Caída y muerte de Sejano

El año 31 d.C. Tiberio, que estaba en Capri, tan vigilado por Sejano que toda su correspondencia era minuciosamente intervenida, recibió una carta de Antonia, que ésta logró hacerle llegar desde Roma por medio de un hábil y fiel liberto llamado Palas. En esta carta acusaba a Sejano de tramar una conspiración contra el César. Es probable que Tiberio meditase desde tiempo atrás, como era su costumbre, la pérdida de Sejano. La gente venía sospechándolo; y ya algunos de los antiguos aduladores del favorito empezaban a volverle la espalda; síntoma infalible, cuando los poderosos comienzan a flaquear. Si esto era así, la carta de Antonia no hizo más que precipitar una decisión ya concebida. El hecho es que, apenas leída, Tiberio resolvió deshacerse de su ministro, con esa ferocidad de los débiles cuando se rebelan contra el que los domina, concentrando en un instante, convertida en odio, la sumisión de toda una vida. Pero derribar a Sejano era empresa difícil, porque el jefe de los cohortes tenía, no sólo a éstas en la mano, sino una ancha red de partidarios en la ciudad, entre libertos, caballeros y senadores, que a toda costa le sostenían. Sin embargo, Tiberio, que conservaba aún toda su astucia, logró derribarle gracias a un plan que ideó cautamente y que llevó a cabo Macrón, el que mandaba las cohortes de guardia en Capri; y a partir de este instante, sustituto de Sejano en el oficio de báculo de la voluntad claudicante del César. Los panegiristas de Tiberio interpretan la maniobra contra Sejano como una prueba de habilidad del César; y no es habilidad, sino obra maestra de doblez y de hipocresía.
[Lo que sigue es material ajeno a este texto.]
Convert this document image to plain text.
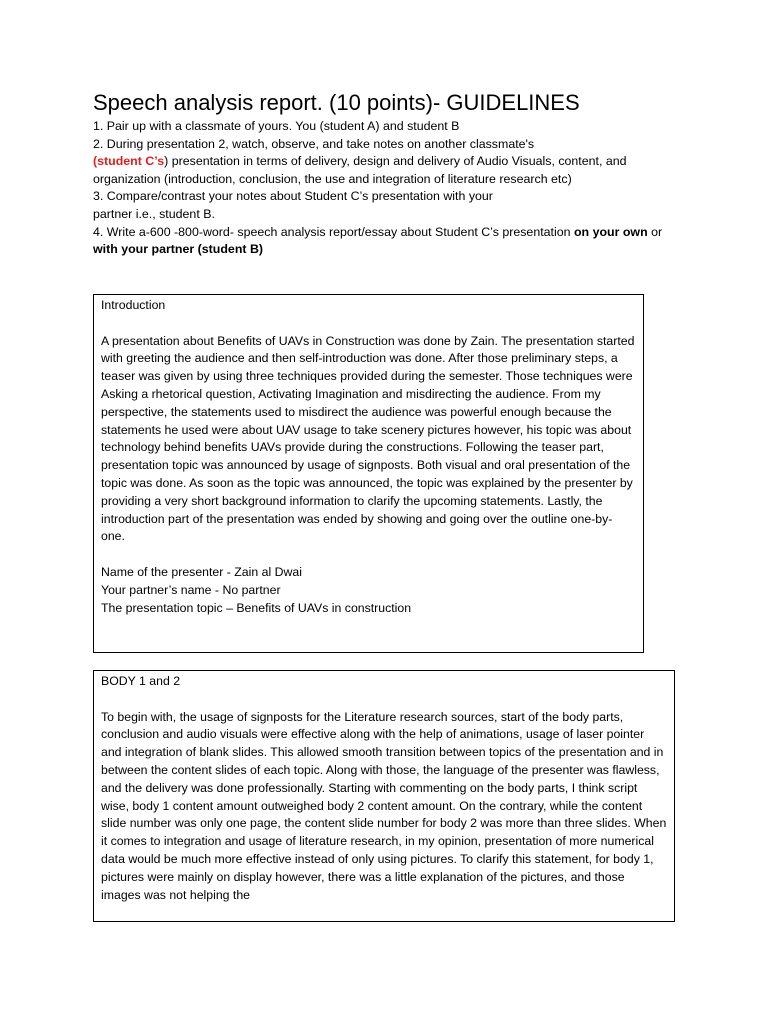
Speech analysis report. (10 points)- GUIDELINES

1. Pair up with a classmate of yours. You (student A) and student B

2. During presentation 2, watch, observe, and take notes on another classmate's
(student C’s) presentation in terms of delivery, design and delivery of Audio Visuals, content, and organization (introduction, conclusion, the use and integration of literature research etc)

3. Compare/contrast your notes about Student C’s presentation with your
partner i.e., student B.

4. Write a-600 -800-word- speech analysis report/essay about Student C’s presentation on your own or with your partner (student B)

Introduction

A presentation about Benefits of UAVs in Construction was done by Zain. The presentation started with greeting the audience and then self-introduction was done. After those preliminary steps, a teaser was given by using three techniques provided during the semester. Those techniques were Asking a rhetorical question, Activating Imagination and misdirecting the audience. From my perspective, the statements used to misdirect the audience was powerful enough because the statements he used were about UAV usage to take scenery pictures however, his topic was about technology behind benefits UAVs provide during the constructions. Following the teaser part, presentation topic was announced by usage of signposts. Both visual and oral presentation of the topic was done. As soon as the topic was announced, the topic was explained by the presenter by providing a very short background information to clarify the upcoming statements. Lastly, the introduction part of the presentation was ended by showing and going over the outline one-by-one.

Name of the presenter - Zain al Dwai

Your partner’s name - No partner

The presentation topic – Benefits of UAVs in construction

BODY 1 and 2

To begin with, the usage of signposts for the Literature research sources, start of the body parts, conclusion and audio visuals were effective along with the help of animations, usage of laser pointer and integration of blank slides. This allowed smooth transition between topics of the presentation and in between the content slides of each topic. Along with those, the language of the presenter was flawless, and the delivery was done professionally. Starting with commenting on the body parts, I think script wise, body 1 content amount outweighed body 2 content amount. On the contrary, while the content slide number was only one page, the content slide number for body 2 was more than three slides. When it comes to integration and usage of literature research, in my opinion, presentation of more numerical data would be much more effective instead of only using pictures. To clarify this statement, for body 1, pictures were mainly on display however, there was a little explanation of the pictures, and those images was not helping the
Macrón fue a Roma llevando, según dijo a Sejano, una carta dirigida por Tiberio al Senado, en la que se concedían al ministro honores magníficos, entre ellos, el máximo: el poder tribunicio. Sejano se dejó alucinar por la vanidad y acudió alegremente a la trampa que le tendían: el ambicioso sin tino muere siempre con esta simplicidad y por do más pecado había. Mientras, henchido de orgullo, se dirigía al Senado para asistir a su propia glorificación, Macrón corría al campamento de los pretorianos y les mostraba otra carta de Tiberio en la que destituía a Sejano de su mando y nombraba en su lugar al propio Macrón. Era éste el momento difícil —el minuto crítico de toda conjura— pues todo dependía de que los soldados fuesen o no leales a su jefe contra el César, o a éste contra aquél. Nadie podía preverlo. El trance resultó bien para el emperador. Las cohortes juraron fidelidad al nuevo jefe; es cierto que con la ayuda de un copioso premio en metálico que Tiberio les prometió: aceite que milagrosamente suaviza las rigideces de las humanas decisiones.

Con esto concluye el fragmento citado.